Why isn't it O(nlogn)


#1

Someone said
" try to think this way:
for the first iteration of the outer loop, the inner loop need to run N times, the second iteration of the outer loop, the inner loop need to run N/2 times, third iteration, N/4 times, so add them up, you’ll get N + N/2 + N/4 + … + 1, which is 2N-1, and asymptoticly O(N) "

I can give a similar argument for this loop
for(i = 0; i < n; i ++) {
for(j = 0; j < n; j++) {
}
}

The inner loop runs n times for the first iteration, then again n times for the second iteration, and so on… so its n + n + n… = O(n)

:frowning:


#2

For your question:
for(i = 0; i < n; i ++) {
for(j = 0; j < n; j++) {
}
}
For 1st iteration : N times
For 2nd iteration : N times

For N iteration : N times

Sum up all iterations = N + N + … + N
= N(1+1+…+1 ( N times) ) = N^2
Therefore, O(N^2) :slight_smile:


#3

The series summation of the outer loop is not O(logN).The series is 1 + 1/2 + 1/4 + 1/8 … rather then 1+1/2+1/3…So the r of the infinite series will be 1/2.


#4

Cause the 2nd loop is dependent on the first loop so we need to unroll the loops and solve it ,we cannot multiply it directly.


#5

ishansoni22, for nested loop example, why isn’t the time complexity = O(n^2)?
You only took into account the inner loop. What about the outer loop? I think that’s where I’m confused about for the original question too.

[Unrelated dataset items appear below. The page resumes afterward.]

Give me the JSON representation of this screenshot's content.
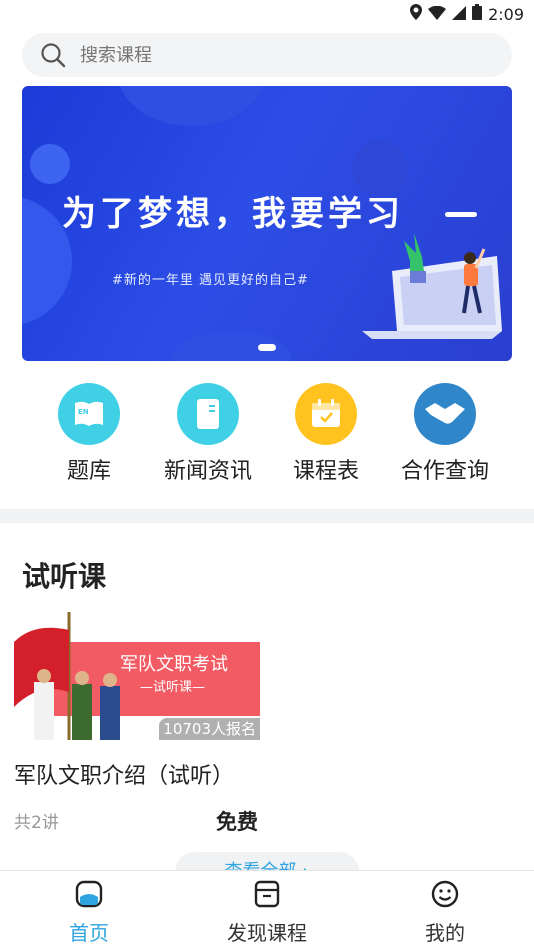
{
  "status_bar": {
    "time": "2:09"
  },
  "search": {
    "placeholder": "搜索课程"
  },
  "banner": {
    "title": "为了梦想，我要学习",
    "subtitle": "#新的一年里 遇见更好的自己#"
  },
  "quick_nav": [
    {
      "label": "题库",
      "icon": "book-icon",
      "color": "#3fd0e6"
    },
    {
      "label": "新闻资讯",
      "icon": "document-icon",
      "color": "#3fd0e6"
    },
    {
      "label": "课程表",
      "icon": "calendar-icon",
      "color": "#ffc21f"
    },
    {
      "label": "合作查询",
      "icon": "handshake-icon",
      "color": "#2f86c9"
    }
  ],
  "trial_section": {
    "title": "试听课",
    "course": {
      "thumb_title": "军队文职考试",
      "thumb_subtitle": "—试听课—",
      "enrolled": "10703人报名",
      "name": "军队文职介绍（试听）",
      "lessons": "共2讲",
      "price": "免费"
    },
    "view_all": "查看全部 ›"
  },
  "tab_bar": [
    {
      "label": "首页",
      "icon": "home-icon",
      "active": true
    },
    {
      "label": "发现课程",
      "icon": "discover-icon",
      "active": false
    },
    {
      "label": "我的",
      "icon": "profile-icon",
      "active": false
    }
  ],
  "colors": {
    "accent": "#2fa4e0",
    "banner": "#2c4de6"
  }
}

I thought outer loop is (logn) and inner loop is (n), therefore it should be (nlogn), where is my logic incorrect?


#6

I think what ishansoni22 meant was O(n^2) because we can clearly see it has inner loop and takes N times for inner loop and N times for outer loop


#7

Thanks Devansh. Your reply makes everything clear now.